-3-

7.2K 738 131
                                    

Huysuz ve Tatlı Kadın - Zeki Müren

Cem Bey hisleri üzerine düşünmeyi bırakıp bakışlarını Berrin Hanım'a yönelttiğinde onun hala sessiz ve düşünceli bir biçimde kendisini izlediğini gördü.

Aralarındaki sessizlik uzadıkça duvar saatinin tanıdık tik takları daha da yükseliyordu sanki. Bunu her zamankinin aksine rahatsız edici bulan Cem Bey olduğu yerde hafifçe kıpırdandı.

Bir şeyler söylemesi gerekip gerekmediğine karar vermeye çalışırken kadın en sonunda sessizliği bozdu:

"Teklifiniz için teşekkürler; ama bu sizin için özel bir gece. Zaten apar topar evinize dalarak yeterince saygısızlık ettim."

Cem Bey inanamayarak baktı ona. Rolleri değişmişlerdi sanki. Bir anda münasebetsiz teklifler ortaya atan kendisi, onu mantığa davet edense Berrin Hanım oluvermişti.

"Hem böyle bir zamanda yalnız kalmak istiyorsunuzdur."

"Doğrusu pek istemiyorum." deyiverdi adam kendini de en az Berrin Hanım kadar şaşırtarak. Bunu sesli bir şekilde itiraf edeceğini düşünmezdi.

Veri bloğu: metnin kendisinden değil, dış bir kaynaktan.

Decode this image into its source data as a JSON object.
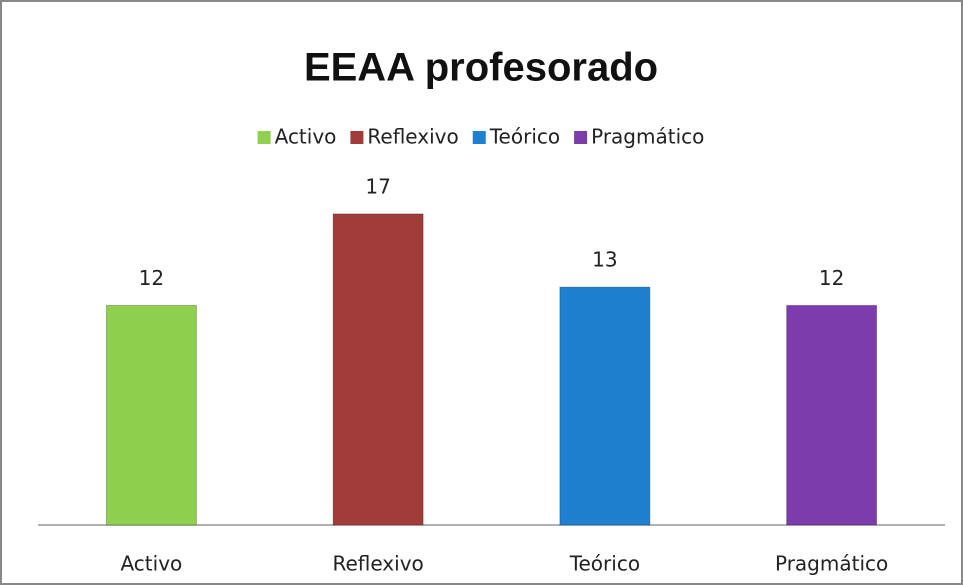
{
  "chart_data": {
    "type": "bar",
    "title": "EEAA profesorado",
    "categories": [
      "Activo",
      "Reflexivo",
      "Teórico",
      "Pragmático"
    ],
    "values": [
      12,
      17,
      13,
      12
    ],
    "colors": [
      "#8fd14f",
      "#a23c3a",
      "#1f80d2",
      "#7c3cad"
    ],
    "ylim": [
      0,
      20
    ],
    "legend": "top"
  }
}
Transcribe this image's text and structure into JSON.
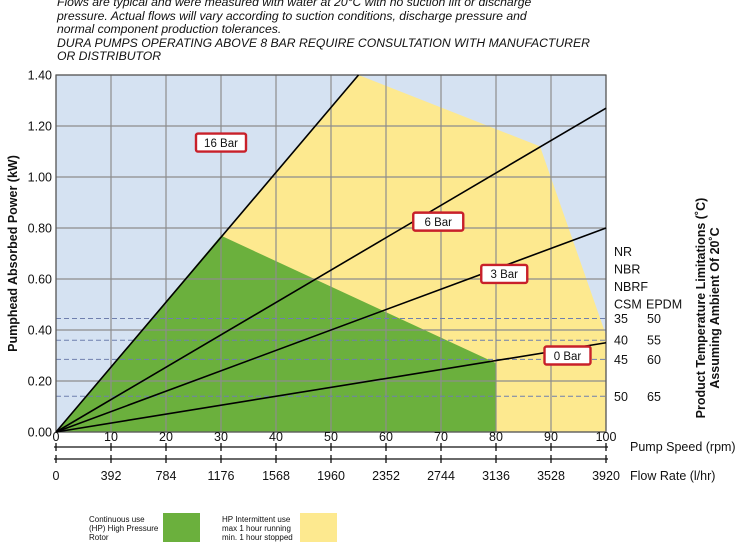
{
  "notes": {
    "line1": "Flows are typical and were measured with water at 20°C with no suction lift or discharge",
    "line2": "pressure. Actual flows will vary according to suction conditions, discharge pressure and",
    "line3": "normal component production tolerances.",
    "line4": "DURA PUMPS OPERATING ABOVE 8 BAR REQUIRE CONSULTATION WITH MANUFACTURER",
    "line5": "OR DISTRIBUTOR"
  },
  "colors": {
    "background": "#d5e2f2",
    "hp_intermittent": "#fde98f",
    "continuous": "#6bb03d",
    "grid": "#8d8d8d",
    "label_border": "#c8202a"
  },
  "chart_data": {
    "type": "line",
    "ylabel": "Pumphead Absorbed Power (kW)",
    "ylim": [
      0,
      1.4
    ],
    "yticks": [
      "0.00",
      "0.20",
      "0.40",
      "0.60",
      "0.80",
      "1.00",
      "1.20",
      "1.40"
    ],
    "xlabel": "Pump Speed (rpm)",
    "xlim": [
      0,
      100
    ],
    "xticks": [
      "0",
      "10",
      "20",
      "30",
      "40",
      "50",
      "60",
      "70",
      "80",
      "90",
      "100"
    ],
    "x2label": "Flow Rate (l/hr)",
    "x2ticks": [
      "0",
      "392",
      "784",
      "1176",
      "1568",
      "1960",
      "2352",
      "2744",
      "3136",
      "3528",
      "3920"
    ],
    "grid": true,
    "series": [
      {
        "name": "16 Bar",
        "x": [
          0,
          55
        ],
        "y": [
          0,
          1.4
        ]
      },
      {
        "name": "6 Bar",
        "x": [
          0,
          100
        ],
        "y": [
          0,
          1.27
        ]
      },
      {
        "name": "3 Bar",
        "x": [
          0,
          100
        ],
        "y": [
          0,
          0.8
        ]
      },
      {
        "name": "0 Bar",
        "x": [
          0,
          100
        ],
        "y": [
          0,
          0.35
        ]
      }
    ],
    "regions": [
      {
        "name": "HP Intermittent",
        "x": [
          0,
          55,
          88,
          100,
          100,
          0
        ],
        "y": [
          0,
          1.4,
          1.12,
          0.38,
          0,
          0
        ]
      },
      {
        "name": "Continuous",
        "x": [
          0,
          30,
          80,
          80,
          0
        ],
        "y": [
          0,
          0.77,
          0.27,
          0,
          0
        ]
      }
    ],
    "temperature_limits": {
      "title_line1": "Product Temperature Limitations (˚C)",
      "title_line2": "Assuming Ambient Of 20˚C",
      "materials": [
        "NR",
        "NBR",
        "NBRF"
      ],
      "columns": [
        "CSM",
        "EPDM"
      ],
      "rows": [
        {
          "col1": "35",
          "col2": "50",
          "y": 0.445
        },
        {
          "col1": "40",
          "col2": "55",
          "y": 0.36
        },
        {
          "col1": "45",
          "col2": "60",
          "y": 0.285
        },
        {
          "col1": "50",
          "col2": "65",
          "y": 0.14
        }
      ]
    },
    "legend": [
      {
        "line1": "Continuous use",
        "line2": "(HP) High Pressure",
        "line3": "Rotor",
        "color": "#6bb03d"
      },
      {
        "line1": "HP Intermittent use",
        "line2": "max 1 hour running",
        "line3": "min. 1 hour stopped",
        "color": "#fde98f"
      }
    ]
  }
}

"Yani kalırsanız... Benim için sorun olmaz."

Berrin Hanım iki üç saniye kadar düşündükten sonra teklifi kabul ettiğini göstermek istercesine salona doğru bir adım attı.

Cem Bey onu boş bir sandalyeye yönlendirdikten sonra mutfağa gitti. Yeni bir tabak ve bardakla salona döndüğünde kadını kitaplığın yanındaki duvara asılı olan büyük çerçevenin önünde buldu.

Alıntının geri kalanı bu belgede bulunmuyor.